Почти до коренного снега выгонял пастись на отаву пестробокую корову. Ее давно мучили ревматические боли, похрустывали в суставах скрюченные ноги. Корова переживала на пастьбе тягостное предзимье, распахивала мордой рыхлый снег и щипала мерзлую, зуболомную траву.

У других деревенцев много добра принажито было — все куда-то прахом разлетелось. Игольчиков держал и хранил добро ретиво. Единожды взяв его на притужальник, не выпускал из рук. Деловито говорил жене:

— Мы с тобой нового держимся и старого не оставляем. Сила ломит и камыш. Деньги расправляют спину. Не уча в попы не ставят. Не умеючи и деньги не повернешь ко двору.

— Мильонщик, к чему тебе деньги? Бывает язва желудка, ты язвой кубышки болеешь. Свозил меня хоть раз на курорт? Страсть море Черное поглядеть хотелось. Заикнусь о юге, ты счеты в руки и вычисляешь расходы. От крупной цифры даже позеленеешь.

— На юг захотела, дама пиковая! На меня свиньи. На меня корова. На меня огород. Шалишь, Мотря! Здесь ты под надзором. Подолом схлопать не дам.
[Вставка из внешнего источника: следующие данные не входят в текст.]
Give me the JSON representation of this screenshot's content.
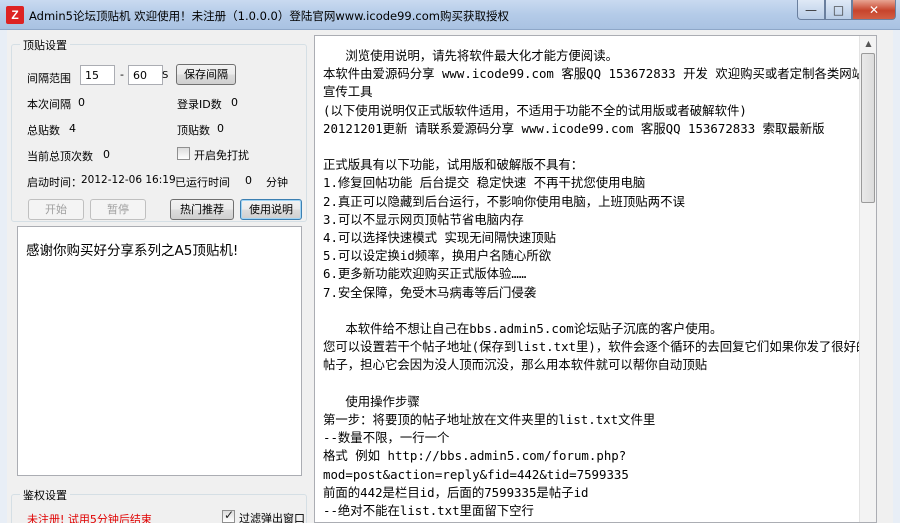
{
  "window": {
    "icon_glyph": "Z",
    "title": "Admin5论坛顶贴机 欢迎使用！未注册（1.0.0.0）登陆官网www.icode99.com购买获取授权",
    "min_glyph": "—",
    "max_glyph": "□",
    "close_glyph": "✕"
  },
  "settings": {
    "group_title": "顶贴设置",
    "interval_label": "间隔范围",
    "interval_min": "15",
    "interval_sep": "-",
    "interval_max": "60",
    "interval_unit": "S",
    "save_interval_button": "保存间隔",
    "this_interval_label": "本次间隔",
    "this_interval_value": "0",
    "login_id_label": "登录ID数",
    "login_id_value": "0",
    "total_posts_label": "总贴数",
    "total_posts_value": "4",
    "top_posts_label": "顶贴数",
    "top_posts_value": "0",
    "current_total_label": "当前总顶次数",
    "current_total_value": "0",
    "no_disturb_label": "开启免打扰",
    "start_time_label": "启动时间：",
    "start_time_value": "2012-12-06 16:19",
    "elapsed_label": "已运行时间",
    "elapsed_value": "0",
    "elapsed_unit": "分钟",
    "start_button": "开始",
    "pause_button": "暂停",
    "hot_button": "热门推荐",
    "help_button": "使用说明"
  },
  "thanks_text": "感谢你购买好分享系列之A5顶贴机!",
  "auth": {
    "group_title": "鉴权设置",
    "status_text": "未注册! 试用5分钟后结束",
    "filter_popup_label": "过滤弹出窗口"
  },
  "instructions": {
    "text": "   浏览使用说明，请先将软件最大化才能方便阅读。\n本软件由爱源码分享 www.icode99.com 客服QQ 153672833 开发 欢迎购买或者定制各类网站宣传工具\n(以下使用说明仅正式版软件适用，不适用于功能不全的试用版或者破解软件)\n20121201更新 请联系爱源码分享 www.icode99.com 客服QQ 153672833 索取最新版\n\n正式版具有以下功能，试用版和破解版不具有：\n1.修复回帖功能 后台提交 稳定快速 不再干扰您使用电脑\n2.真正可以隐藏到后台运行，不影响你使用电脑，上班顶贴两不误\n3.可以不显示网页顶帖节省电脑内存\n4.可以选择快速模式 实现无间隔快速顶贴\n5.可以设定换id频率，换用户名随心所欲\n6.更多新功能欢迎购买正式版体验……\n7.安全保障，免受木马病毒等后门侵袭\n\n   本软件给不想让自己在bbs.admin5.com论坛贴子沉底的客户使用。\n您可以设置若干个帖子地址(保存到list.txt里)，软件会逐个循环的去回复它们如果你发了很好的帖子，担心它会因为没人顶而沉没，那么用本软件就可以帮你自动顶贴\n\n   使用操作步骤\n第一步：将要顶的帖子地址放在文件夹里的list.txt文件里\n--数量不限，一行一个\n格式 例如 http://bbs.admin5.com/forum.php?mod=post&action=reply&fid=442&tid=7599335\n前面的442是栏目id，后面的7599335是帖子id\n--绝对不能在list.txt里面留下空行"
  },
  "scrollbar": {
    "up_glyph": "▲"
  },
  "colors": {
    "titlebar": "#b4cbe8",
    "warning_text": "#e00000",
    "close_button": "#c7442c"
  }
}
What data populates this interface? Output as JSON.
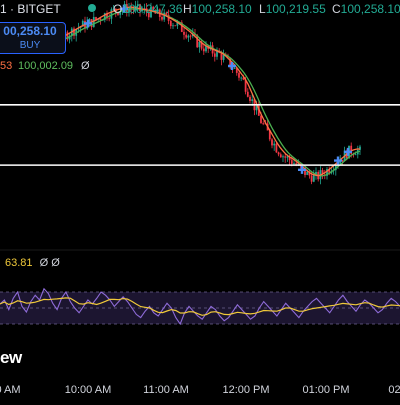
{
  "symbol": "1 · BITGET",
  "ohlc": {
    "open_label": "O",
    "open": "100,247.36",
    "high_label": "H",
    "high": "100,258.10",
    "low_label": "L",
    "low": "100,219.55",
    "close_label": "C",
    "close": "100,258.10"
  },
  "order": {
    "price": "00,258.10",
    "side": "BUY"
  },
  "ma_legend": {
    "a": "53",
    "b": "100,002.09",
    "c": "Ø"
  },
  "rsi_legend": {
    "value": "63.81",
    "nulls": "Ø Ø"
  },
  "logo_text": "ew",
  "time_axis": [
    "0 AM",
    "10:00 AM",
    "11:00 AM",
    "12:00 PM",
    "01:00 PM",
    "02:"
  ],
  "colors": {
    "up": "#22ab94",
    "down": "#f23645",
    "ma_fast": "#ff7043",
    "ma_slow": "#4caf50",
    "rsi_line": "#8e6bd8",
    "rsi_ma": "#f0c93a",
    "rsi_band": "#1c1530",
    "marker": "#4c8bf5",
    "hline": "#ffffff"
  },
  "chart_data": {
    "type": "candlestick",
    "price_path": [
      [
        0.0,
        0.87
      ],
      [
        0.3,
        0.86
      ],
      [
        0.6,
        0.84
      ],
      [
        0.9,
        0.85
      ],
      [
        1.2,
        0.86
      ],
      [
        1.5,
        0.89
      ],
      [
        1.8,
        0.92
      ],
      [
        2.1,
        0.94
      ],
      [
        2.4,
        0.97
      ],
      [
        2.7,
        0.99
      ],
      [
        3.0,
        1.0
      ],
      [
        3.3,
        0.99
      ],
      [
        3.6,
        0.98
      ],
      [
        3.9,
        0.96
      ],
      [
        4.2,
        0.93
      ],
      [
        4.5,
        0.89
      ],
      [
        4.8,
        0.84
      ],
      [
        5.0,
        0.82
      ],
      [
        5.3,
        0.8
      ],
      [
        5.6,
        0.75
      ],
      [
        5.9,
        0.68
      ],
      [
        6.1,
        0.6
      ],
      [
        6.3,
        0.52
      ],
      [
        6.5,
        0.46
      ],
      [
        6.7,
        0.4
      ],
      [
        6.9,
        0.36
      ],
      [
        7.1,
        0.34
      ],
      [
        7.3,
        0.31
      ],
      [
        7.5,
        0.28
      ],
      [
        7.7,
        0.27
      ],
      [
        7.9,
        0.29
      ],
      [
        8.1,
        0.32
      ],
      [
        8.3,
        0.35
      ],
      [
        8.5,
        0.38
      ],
      [
        8.7,
        0.39
      ],
      [
        8.8,
        0.38
      ]
    ],
    "price_markers": [
      0.6,
      2.0,
      2.9,
      5.6,
      7.35,
      8.25,
      8.5
    ],
    "levels": [
      0.6,
      0.34
    ],
    "rsi": [
      55,
      60,
      48,
      62,
      70,
      52,
      45,
      58,
      66,
      60,
      74,
      68,
      56,
      48,
      62,
      70,
      58,
      50,
      44,
      52,
      60,
      55,
      62,
      70,
      66,
      60,
      52,
      58,
      64,
      58,
      50,
      42,
      38,
      46,
      52,
      44,
      40,
      48,
      56,
      50,
      38,
      30,
      44,
      52,
      46,
      40,
      36,
      44,
      52,
      48,
      40,
      34,
      38,
      46,
      54,
      48,
      42,
      36,
      40,
      50,
      58,
      52,
      46,
      40,
      48,
      56,
      50,
      44,
      38,
      46,
      52,
      58,
      62,
      56,
      50,
      44,
      52,
      60,
      66,
      58,
      52,
      46,
      54,
      60,
      56,
      50,
      44,
      48,
      56,
      62,
      58,
      52
    ],
    "rsi_levels": [
      70,
      50,
      30
    ]
  }
}
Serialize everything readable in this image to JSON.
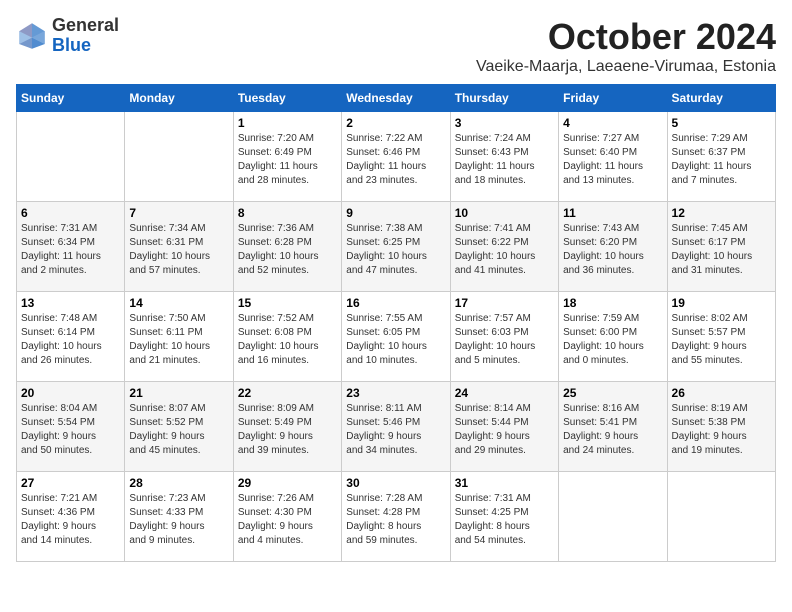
{
  "header": {
    "logo_general": "General",
    "logo_blue": "Blue",
    "month_title": "October 2024",
    "subtitle": "Vaeike-Maarja, Laeaene-Virumaa, Estonia"
  },
  "columns": [
    "Sunday",
    "Monday",
    "Tuesday",
    "Wednesday",
    "Thursday",
    "Friday",
    "Saturday"
  ],
  "weeks": [
    [
      {
        "day": "",
        "info": ""
      },
      {
        "day": "",
        "info": ""
      },
      {
        "day": "1",
        "info": "Sunrise: 7:20 AM\nSunset: 6:49 PM\nDaylight: 11 hours\nand 28 minutes."
      },
      {
        "day": "2",
        "info": "Sunrise: 7:22 AM\nSunset: 6:46 PM\nDaylight: 11 hours\nand 23 minutes."
      },
      {
        "day": "3",
        "info": "Sunrise: 7:24 AM\nSunset: 6:43 PM\nDaylight: 11 hours\nand 18 minutes."
      },
      {
        "day": "4",
        "info": "Sunrise: 7:27 AM\nSunset: 6:40 PM\nDaylight: 11 hours\nand 13 minutes."
      },
      {
        "day": "5",
        "info": "Sunrise: 7:29 AM\nSunset: 6:37 PM\nDaylight: 11 hours\nand 7 minutes."
      }
    ],
    [
      {
        "day": "6",
        "info": "Sunrise: 7:31 AM\nSunset: 6:34 PM\nDaylight: 11 hours\nand 2 minutes."
      },
      {
        "day": "7",
        "info": "Sunrise: 7:34 AM\nSunset: 6:31 PM\nDaylight: 10 hours\nand 57 minutes."
      },
      {
        "day": "8",
        "info": "Sunrise: 7:36 AM\nSunset: 6:28 PM\nDaylight: 10 hours\nand 52 minutes."
      },
      {
        "day": "9",
        "info": "Sunrise: 7:38 AM\nSunset: 6:25 PM\nDaylight: 10 hours\nand 47 minutes."
      },
      {
        "day": "10",
        "info": "Sunrise: 7:41 AM\nSunset: 6:22 PM\nDaylight: 10 hours\nand 41 minutes."
      },
      {
        "day": "11",
        "info": "Sunrise: 7:43 AM\nSunset: 6:20 PM\nDaylight: 10 hours\nand 36 minutes."
      },
      {
        "day": "12",
        "info": "Sunrise: 7:45 AM\nSunset: 6:17 PM\nDaylight: 10 hours\nand 31 minutes."
      }
    ],
    [
      {
        "day": "13",
        "info": "Sunrise: 7:48 AM\nSunset: 6:14 PM\nDaylight: 10 hours\nand 26 minutes."
      },
      {
        "day": "14",
        "info": "Sunrise: 7:50 AM\nSunset: 6:11 PM\nDaylight: 10 hours\nand 21 minutes."
      },
      {
        "day": "15",
        "info": "Sunrise: 7:52 AM\nSunset: 6:08 PM\nDaylight: 10 hours\nand 16 minutes."
      },
      {
        "day": "16",
        "info": "Sunrise: 7:55 AM\nSunset: 6:05 PM\nDaylight: 10 hours\nand 10 minutes."
      },
      {
        "day": "17",
        "info": "Sunrise: 7:57 AM\nSunset: 6:03 PM\nDaylight: 10 hours\nand 5 minutes."
      },
      {
        "day": "18",
        "info": "Sunrise: 7:59 AM\nSunset: 6:00 PM\nDaylight: 10 hours\nand 0 minutes."
      },
      {
        "day": "19",
        "info": "Sunrise: 8:02 AM\nSunset: 5:57 PM\nDaylight: 9 hours\nand 55 minutes."
      }
    ],
    [
      {
        "day": "20",
        "info": "Sunrise: 8:04 AM\nSunset: 5:54 PM\nDaylight: 9 hours\nand 50 minutes."
      },
      {
        "day": "21",
        "info": "Sunrise: 8:07 AM\nSunset: 5:52 PM\nDaylight: 9 hours\nand 45 minutes."
      },
      {
        "day": "22",
        "info": "Sunrise: 8:09 AM\nSunset: 5:49 PM\nDaylight: 9 hours\nand 39 minutes."
      },
      {
        "day": "23",
        "info": "Sunrise: 8:11 AM\nSunset: 5:46 PM\nDaylight: 9 hours\nand 34 minutes."
      },
      {
        "day": "24",
        "info": "Sunrise: 8:14 AM\nSunset: 5:44 PM\nDaylight: 9 hours\nand 29 minutes."
      },
      {
        "day": "25",
        "info": "Sunrise: 8:16 AM\nSunset: 5:41 PM\nDaylight: 9 hours\nand 24 minutes."
      },
      {
        "day": "26",
        "info": "Sunrise: 8:19 AM\nSunset: 5:38 PM\nDaylight: 9 hours\nand 19 minutes."
      }
    ],
    [
      {
        "day": "27",
        "info": "Sunrise: 7:21 AM\nSunset: 4:36 PM\nDaylight: 9 hours\nand 14 minutes."
      },
      {
        "day": "28",
        "info": "Sunrise: 7:23 AM\nSunset: 4:33 PM\nDaylight: 9 hours\nand 9 minutes."
      },
      {
        "day": "29",
        "info": "Sunrise: 7:26 AM\nSunset: 4:30 PM\nDaylight: 9 hours\nand 4 minutes."
      },
      {
        "day": "30",
        "info": "Sunrise: 7:28 AM\nSunset: 4:28 PM\nDaylight: 8 hours\nand 59 minutes."
      },
      {
        "day": "31",
        "info": "Sunrise: 7:31 AM\nSunset: 4:25 PM\nDaylight: 8 hours\nand 54 minutes."
      },
      {
        "day": "",
        "info": ""
      },
      {
        "day": "",
        "info": ""
      }
    ]
  ]
}
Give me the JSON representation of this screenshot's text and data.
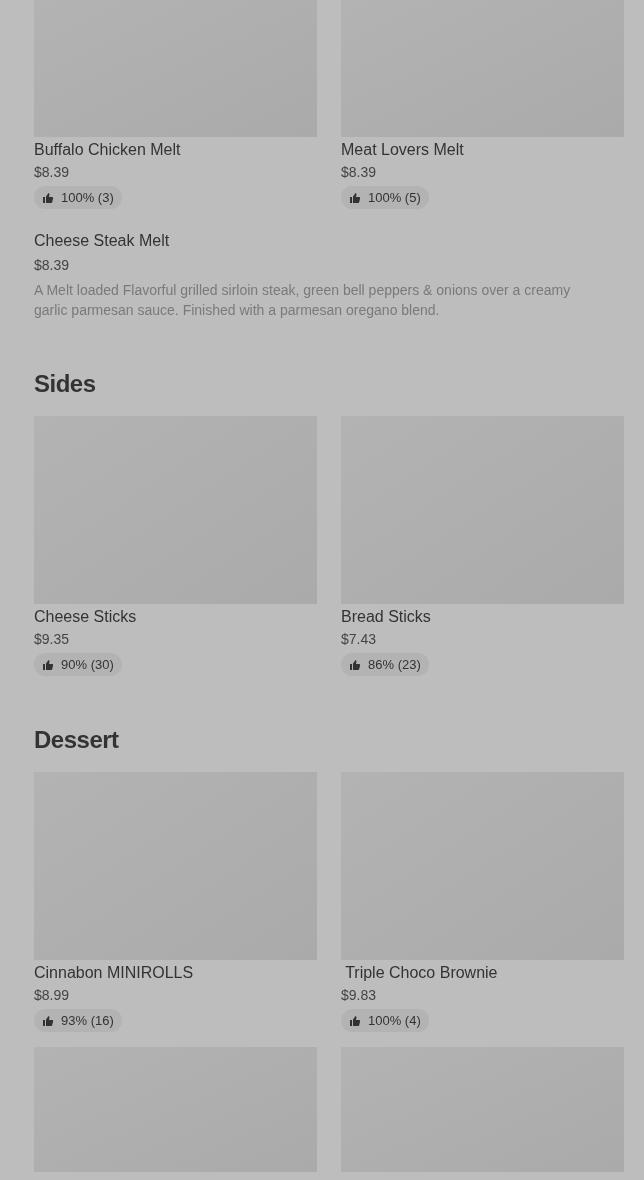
{
  "sections": [
    {
      "items": [
        {
          "kind": "card",
          "name": "Buffalo Chicken Melt",
          "price": "$8.39",
          "rating": "100% (3)"
        },
        {
          "kind": "card",
          "name": "Meat Lovers Melt",
          "price": "$8.39",
          "rating": "100% (5)"
        },
        {
          "kind": "text",
          "name": "Cheese Steak Melt",
          "price": "$8.39",
          "description": "A Melt loaded Flavorful grilled sirloin steak, green bell peppers & onions over a creamy garlic parmesan sauce. Finished with a parmesan oregano blend."
        }
      ]
    },
    {
      "title": "Sides",
      "items": [
        {
          "kind": "card",
          "name": "Cheese Sticks",
          "price": "$9.35",
          "rating": "90% (30)"
        },
        {
          "kind": "card",
          "name": "Bread Sticks",
          "price": "$7.43",
          "rating": "86% (23)"
        }
      ]
    },
    {
      "title": "Dessert",
      "items": [
        {
          "kind": "card",
          "name": "Cinnabon MINIROLLS",
          "price": "$8.99",
          "rating": "93% (16)"
        },
        {
          "kind": "card",
          "name": " Triple Choco Brownie",
          "price": "$9.83",
          "rating": "100% (4)"
        },
        {
          "kind": "image_only"
        },
        {
          "kind": "image_only"
        }
      ]
    }
  ]
}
— Ты от безверья в людей совсем оборзел. Не живешь — киснешь.

— Ниче, простокваша — тоже пища.

Не слушает Матрена Олеговна старика. Смотрит в мою сторону, поправляет под платком пружинистую прядку седины.

— Есть, Вина-мин, воля, будет и долюшка. Сам знаешь: жизнь — дорога не наезженная. Тори путь-дорогу да богу иконному кивай. Знаю: он и пальцем не пошевелит, не заступится за тебя. Всегда свой пуп на подмогу приходит. Недаром его от рождения потуже ниткой перевязывают. Крепись, пупок, не развяжись… Вот вспомнила о своем старшем брате. Он в конце января родился и назвали его по именинному календарю Гавриилом. В бийской округе он славился: толковым глиновщиком-кирпичником был. Маленькая была, а помню: сидит битец на скамье, набивает глиновое тесто в станок, выравнивает оструганной дощечкой. После кирпич опрокидывался из станка, сушился, ставился на ребро и шел в обжиг. По глинам Гавриил был большой ушлец. Пресные, кислые, валяльные, сукновальные — все определял на ощупь, на понюх, на язык. Знал глины, удаляющие жир из шерсти, идущие на краски. Особо ценил мастер кирпичную глину — кирпичевку. Яму-глинище огораживал от скота, навес наводил, чтобы ни листва, ни хвоя не залетали.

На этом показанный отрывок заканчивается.